The statements about “Low carbon biofuels” (paragraph 5 and 6) are another utterly misleading bit of hype. It is no doubt true that Shell is a big player in these products – but there is nothing much new about them. The Brazilians have run some of their cars on biofuels for a generation or more but in the UK they are virtually non-existent – and will remain so unless governments create a tax regime which make them viable. Some chance!

The seventh paragraph about “customers’ horizons” is just poor copywriting and is virtually meaningless. It’s an unsubstantiated claim – hardly surprising as it is hollow and patronising. It leads on to the next paragraph where the implicit claim is that Shell’s driver for the expansion of its Gas sector is in some way environmental and that it is driven by these “customer horizons”. The real reason for Shell’s drive to boost its production of natural gas is because this sector is growing and is profitable – good business in other words. Yes it is cleaner than coal – but Shell has no influence at all on utilities’ decisions to build Power stations that run on Gas rather than coal. True Shell can supply the gas, at a price, if the utility makes that decision but the determiners of the decision are primarily governments and local authorities – they are the ones one should thank for the resultant cleaner air – not Shell!

The penultimate paragraph is platitudinous and one again trite.
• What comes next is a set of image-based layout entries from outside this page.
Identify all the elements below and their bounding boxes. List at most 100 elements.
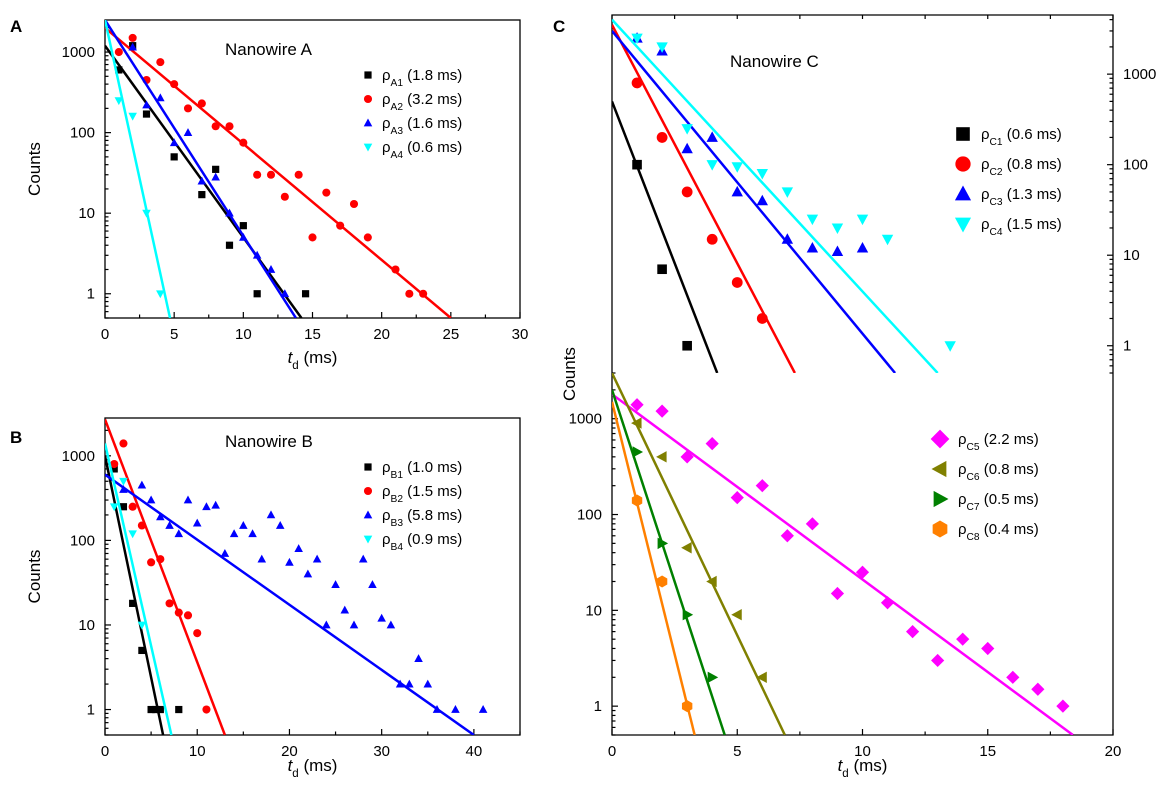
legend-marker: [956, 127, 970, 141]
data-point: [115, 66, 123, 74]
y-tick-label: 10: [78, 617, 95, 634]
legend: ρA1 (1.8 ms)ρA2 (3.2 ms)ρA3 (1.6 ms)ρA4 …: [363, 67, 462, 161]
data-point: [294, 170, 303, 179]
legend-marker: [363, 143, 373, 152]
data-point: [114, 48, 123, 57]
data-point: [294, 544, 303, 552]
legend-entry-rest: (0.6 ms): [403, 139, 462, 156]
data-point: [138, 646, 146, 655]
y-tick-label: 1: [87, 702, 95, 719]
data-point: [198, 191, 206, 199]
data-point: [395, 679, 405, 688]
data-point: [229, 529, 239, 538]
data-point: [156, 93, 165, 102]
data-point: [197, 99, 206, 108]
data-point: [806, 214, 819, 226]
data-point: [681, 124, 693, 135]
series-c6: [612, 373, 786, 735]
data-point: [855, 565, 870, 579]
data-point: [706, 575, 717, 588]
y-tick-label: 10: [585, 602, 602, 619]
data-point: [220, 548, 230, 557]
fit-line: [105, 20, 297, 318]
legend-entry: ρA3 (1.6 ms): [382, 115, 462, 137]
data-point: [170, 80, 179, 89]
data-point: [705, 436, 719, 451]
data-point: [756, 671, 767, 684]
data-point: [830, 586, 845, 601]
legend-entry-rest: (0.9 ms): [403, 531, 462, 548]
data-point: [730, 491, 744, 505]
legend-entry-main: ρ: [382, 91, 391, 108]
data-point: [706, 160, 718, 171]
data-point: [119, 439, 128, 448]
data-point: [285, 557, 294, 566]
data-point: [707, 671, 719, 684]
data-point: [706, 131, 718, 142]
legend-entry: ρC2 (0.8 ms): [981, 156, 1062, 178]
panel-letter: B: [10, 428, 22, 447]
legend-entry-main: ρ: [382, 507, 391, 524]
legend-entry-rest: (1.0 ms): [403, 459, 462, 476]
legend-entry-sub: C2: [990, 167, 1003, 178]
chart-title: Nanowire A: [225, 40, 313, 59]
data-point: [755, 479, 769, 493]
data-point: [308, 233, 317, 242]
data-point: [174, 529, 184, 538]
data-point: [119, 484, 128, 493]
data-point: [631, 33, 643, 45]
data-point: [253, 170, 262, 179]
data-point: [257, 554, 267, 563]
data-point: [202, 502, 211, 511]
data-point: [349, 620, 359, 629]
legend-entry: ρA2 (3.2 ms): [382, 91, 462, 113]
series-c7: [612, 389, 726, 735]
data-point: [137, 621, 147, 630]
x-tick-label: 20: [281, 743, 298, 760]
fit-line: [612, 30, 897, 373]
x-axis-label-main: t: [288, 348, 294, 367]
data-point: [944, 341, 956, 352]
legend-entry: ρC3 (1.3 ms): [981, 186, 1062, 208]
series-c2: [612, 24, 796, 373]
legend-entry-main: ρ: [958, 461, 967, 478]
series-a2: [105, 26, 452, 318]
series-a3: [105, 20, 297, 318]
y-tick-label: 100: [70, 532, 95, 549]
plot-frame: [104, 19, 521, 319]
data-point: [137, 521, 146, 530]
data-point: [128, 42, 137, 51]
y-tick-label: 100: [70, 125, 95, 142]
data-point: [225, 122, 234, 131]
data-point: [478, 705, 488, 713]
data-point: [631, 494, 643, 507]
legend-marker: [954, 185, 972, 201]
data-point: [805, 517, 819, 531]
data-point: [806, 242, 819, 253]
data-point: [781, 233, 794, 244]
legend-entry-main: ρ: [981, 156, 990, 173]
data-point: [336, 221, 345, 230]
x-tick-label: 20: [1105, 743, 1122, 760]
plot-area: [105, 20, 452, 318]
legend-entry: ρC1 (0.6 ms): [981, 126, 1062, 148]
data-point: [253, 290, 261, 298]
data-point: [266, 264, 276, 273]
legend-entry-sub: C5: [967, 442, 980, 453]
data-point: [266, 510, 276, 519]
legend-marker: [955, 156, 971, 172]
fit-line: [612, 24, 796, 373]
x-axis-label: td (ms): [288, 756, 338, 780]
data-point: [756, 168, 768, 180]
data-point: [657, 264, 667, 275]
panel-letter: C: [553, 17, 565, 36]
data-point: [631, 417, 642, 429]
data-point: [239, 232, 248, 241]
legend: ρB1 (1.0 ms)ρB2 (1.5 ms)ρB3 (5.8 ms)ρB4 …: [363, 459, 462, 553]
data-point: [146, 495, 156, 504]
data-point: [1031, 682, 1045, 696]
legend-entry-main: ρ: [382, 483, 391, 500]
legend-entry-sub: C6: [967, 472, 980, 483]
If you asked them my guess is that many consumers would be very disturbed about some of the side effects of Shell’s ambition to “…continue unlocking energy from hard-to-reach places”. The Tar Sands of Canada is just one example of where this ambition is, to say the least, controversial!

Shell is not a bad company – although it does some indefensible things at times. But it does itself no service by running advertisements which claim distinctiveness when little exists, claim to have a unique understanding of consumers without any evidence being provided and lapse into self-congratulatory and highly selective hype.


Paddy Briggs worked for Shell for 37 years during the last fifteen of which he was responsible for Brand management in a number of appointments. He was the winner of the “Shell/Economist” writing prize (internal) in 2001. In October 2009 Paddy was elected by the 33,000 Shell Pensioners in the UK to be one of the two Pensioner elected Trustees of the Shell Contributory Pension Fund. Paddy runs the brand consultancy BrandAware ™ .and writes and speaks on brand and reputation matters. He is active as a director of training courses on brand and reputation management.